I believe, however, that it is too easy, especially for me, to become fixated on the future. On a personal note, since I was diagnosed with OCD ten years ago, I think that Tarot divination about the future for myself by myself are a bad idea. So many cards have so many different possible nuances and meanings. It is too easy for me to become obsessively worried about any detail of a given card that might or might not portend tragedy or loss. I risk disregarding any of the themes related to the past or present that might be less obvious and more valuable to consider. -When I’m reading for someone else, answering their question, or when someone is reading for me, this is not an issue. So this growing deck of meditation cards has an extremely ambitious goal as well. It is an attempt at a divination or meditation tool that is accessible for the reader with a mental health disability. Primarily I hope to use the cards to simply generate topics to meditate upon privately. I predict that if they are helpful it will be because they make me think of connections or issues related to whatever I am meditating about that are not so obvious on the surface.

Rough Break-down of Card meanings:

Cardinal Wing: colors and air currents, changing seasons, resilience and sweetness during those changes. What might I learn from Cardinals’ behavior?

North America: Here is the continent I am bound to. What does that mean? Am I serving the land and humans in my community on the land appropriately?

Irish Ancestors: What do my Fitzpatrick, Traynor, Geoghegan and O’Brien (the names written in the Ogham alphabet on the card) ancestors, their lives and examples have to tell me?

Jewish Ancestors: (on the card, Hebrew words for “diaspora” specifically “Out of the Land” and “Ashkenazi” These are the the Jewish groups I descend from ethnically). What does the history of my ancestors who came out of the middle east, north and west through the Roman Empire and into Europe have to tell me?

Crow Wing and Eggs: Element of the air, winds and currents. Crow as teacher, helper, one who removes carrion and excess and keeps us all healthier, one of the more intelligent birds on the planet. What can I learn from thinking about Crows? Can I remember that they always make me happy?

Pack Leader: What can wolves, hunters, leaders and protectors of their family teach me? What can remembering the role of the pack leader, the deer hunter, the king stag teach me?

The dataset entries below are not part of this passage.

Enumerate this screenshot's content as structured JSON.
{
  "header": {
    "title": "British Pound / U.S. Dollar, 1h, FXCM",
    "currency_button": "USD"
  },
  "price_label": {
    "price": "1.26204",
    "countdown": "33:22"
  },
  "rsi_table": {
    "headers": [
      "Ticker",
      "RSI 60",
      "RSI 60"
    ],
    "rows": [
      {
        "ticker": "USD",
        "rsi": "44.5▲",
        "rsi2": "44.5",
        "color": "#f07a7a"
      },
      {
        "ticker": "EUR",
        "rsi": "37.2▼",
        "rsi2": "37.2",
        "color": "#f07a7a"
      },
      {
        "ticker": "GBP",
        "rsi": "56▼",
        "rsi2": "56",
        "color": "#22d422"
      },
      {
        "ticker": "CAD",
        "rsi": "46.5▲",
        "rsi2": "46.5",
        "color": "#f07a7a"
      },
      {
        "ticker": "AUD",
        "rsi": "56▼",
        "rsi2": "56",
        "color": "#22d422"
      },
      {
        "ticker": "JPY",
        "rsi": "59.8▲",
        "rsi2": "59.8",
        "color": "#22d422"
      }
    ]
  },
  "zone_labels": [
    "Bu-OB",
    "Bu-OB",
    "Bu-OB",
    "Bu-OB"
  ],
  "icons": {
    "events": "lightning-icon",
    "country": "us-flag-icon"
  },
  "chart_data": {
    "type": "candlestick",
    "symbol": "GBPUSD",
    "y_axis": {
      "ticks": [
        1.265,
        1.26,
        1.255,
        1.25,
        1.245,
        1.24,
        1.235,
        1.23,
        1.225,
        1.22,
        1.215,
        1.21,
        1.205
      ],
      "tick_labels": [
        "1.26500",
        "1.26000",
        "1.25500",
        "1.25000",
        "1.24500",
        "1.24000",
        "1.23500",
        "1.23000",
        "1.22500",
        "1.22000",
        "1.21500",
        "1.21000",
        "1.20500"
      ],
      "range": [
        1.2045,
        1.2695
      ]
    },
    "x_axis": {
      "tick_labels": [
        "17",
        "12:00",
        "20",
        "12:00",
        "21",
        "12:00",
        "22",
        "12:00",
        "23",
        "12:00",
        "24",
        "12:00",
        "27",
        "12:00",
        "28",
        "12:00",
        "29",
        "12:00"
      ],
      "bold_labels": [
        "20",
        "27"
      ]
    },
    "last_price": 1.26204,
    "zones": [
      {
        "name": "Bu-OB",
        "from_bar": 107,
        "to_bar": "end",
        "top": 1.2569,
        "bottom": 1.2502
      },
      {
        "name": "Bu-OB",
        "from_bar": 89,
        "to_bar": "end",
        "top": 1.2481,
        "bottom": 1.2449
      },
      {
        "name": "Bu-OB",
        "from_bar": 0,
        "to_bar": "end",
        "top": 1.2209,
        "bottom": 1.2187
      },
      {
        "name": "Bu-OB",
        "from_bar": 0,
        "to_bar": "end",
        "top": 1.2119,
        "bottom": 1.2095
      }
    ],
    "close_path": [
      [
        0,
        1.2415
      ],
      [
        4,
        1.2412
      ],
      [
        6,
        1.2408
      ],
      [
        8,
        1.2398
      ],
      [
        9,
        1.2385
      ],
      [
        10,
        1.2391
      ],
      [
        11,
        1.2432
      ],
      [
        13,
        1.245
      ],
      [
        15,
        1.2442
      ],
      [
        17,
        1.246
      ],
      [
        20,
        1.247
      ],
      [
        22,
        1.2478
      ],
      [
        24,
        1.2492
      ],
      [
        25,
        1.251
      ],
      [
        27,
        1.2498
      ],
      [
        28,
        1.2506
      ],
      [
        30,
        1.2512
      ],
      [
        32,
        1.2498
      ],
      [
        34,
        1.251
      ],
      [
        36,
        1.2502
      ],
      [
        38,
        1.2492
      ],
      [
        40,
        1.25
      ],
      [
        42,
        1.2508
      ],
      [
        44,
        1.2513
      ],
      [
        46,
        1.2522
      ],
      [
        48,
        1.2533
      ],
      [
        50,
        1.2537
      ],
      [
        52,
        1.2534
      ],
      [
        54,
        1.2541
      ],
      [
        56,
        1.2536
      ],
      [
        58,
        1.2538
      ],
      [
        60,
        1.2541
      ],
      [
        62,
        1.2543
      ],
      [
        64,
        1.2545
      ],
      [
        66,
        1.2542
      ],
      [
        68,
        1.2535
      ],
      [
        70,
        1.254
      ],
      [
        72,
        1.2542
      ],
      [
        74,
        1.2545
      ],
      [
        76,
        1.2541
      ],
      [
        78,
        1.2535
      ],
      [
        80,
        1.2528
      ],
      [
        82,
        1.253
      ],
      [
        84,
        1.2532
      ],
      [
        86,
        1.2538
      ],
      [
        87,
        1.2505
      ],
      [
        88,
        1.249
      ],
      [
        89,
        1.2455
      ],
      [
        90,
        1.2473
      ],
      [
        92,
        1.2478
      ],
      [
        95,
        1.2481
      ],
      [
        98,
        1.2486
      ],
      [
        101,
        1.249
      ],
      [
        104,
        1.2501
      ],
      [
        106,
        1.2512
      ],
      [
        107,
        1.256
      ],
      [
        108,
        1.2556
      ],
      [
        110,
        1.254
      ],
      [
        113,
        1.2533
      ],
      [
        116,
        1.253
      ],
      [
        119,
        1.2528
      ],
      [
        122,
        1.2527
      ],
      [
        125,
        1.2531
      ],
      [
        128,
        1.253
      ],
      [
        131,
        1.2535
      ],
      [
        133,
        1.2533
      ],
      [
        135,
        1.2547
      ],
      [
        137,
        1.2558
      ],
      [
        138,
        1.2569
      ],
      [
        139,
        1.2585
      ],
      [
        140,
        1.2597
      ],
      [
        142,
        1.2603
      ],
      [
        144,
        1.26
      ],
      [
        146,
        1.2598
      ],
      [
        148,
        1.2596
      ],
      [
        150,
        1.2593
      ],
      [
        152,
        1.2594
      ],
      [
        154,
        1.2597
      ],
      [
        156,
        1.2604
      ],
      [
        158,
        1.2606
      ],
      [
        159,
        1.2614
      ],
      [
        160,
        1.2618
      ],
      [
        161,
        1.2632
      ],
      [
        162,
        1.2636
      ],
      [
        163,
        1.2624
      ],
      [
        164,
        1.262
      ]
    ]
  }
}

The Earth Goddess/Mother of Horses. Mother Epona’s hoof print contains signs of life, remembrance and renewal.

Diving Humpback Whale. A whale is descending into their natural element. What might be beginning?

Pines: remember the strength of northern trees, of evergreens. What have I learned in pine forests?

Wheel of the Year: Where am I on the cycle of seasons and why might that be important?

The Cathedral: I must always remember the common ground between Christianity and paganism, remember my allies in whatever I am facing presently. Also, what does remembering Ely Cathedral on Christmas eve, and the huge stone bowl of votive candles in the dark vaults help me to realize? (That is the inspiration for the central image.)

2One only needs to pick up a brochure for the Creationist museum of Kentucky or a social studies textbook in parts of Saudi Arabia to understand what a blessing this

3Miranda Green. The World of the Druids. 20-21. London: Thames and Hudson, 1997.

4Green, World of the Druids 14.


6Into the Universe with Stephen Hawking Part Three: The Story of Everything Discovery Channel film: 2010.

7Into the Universe with Stephen Hawking Part Three: The Story of Everything.

8Miranda Green, World of the Druids 41.

9Hosea Ballou. A Voice for Universalists. Boston: 1849. Kindle ed. 1126 of 3689

10Miranda Green World of the Druids. 96-97.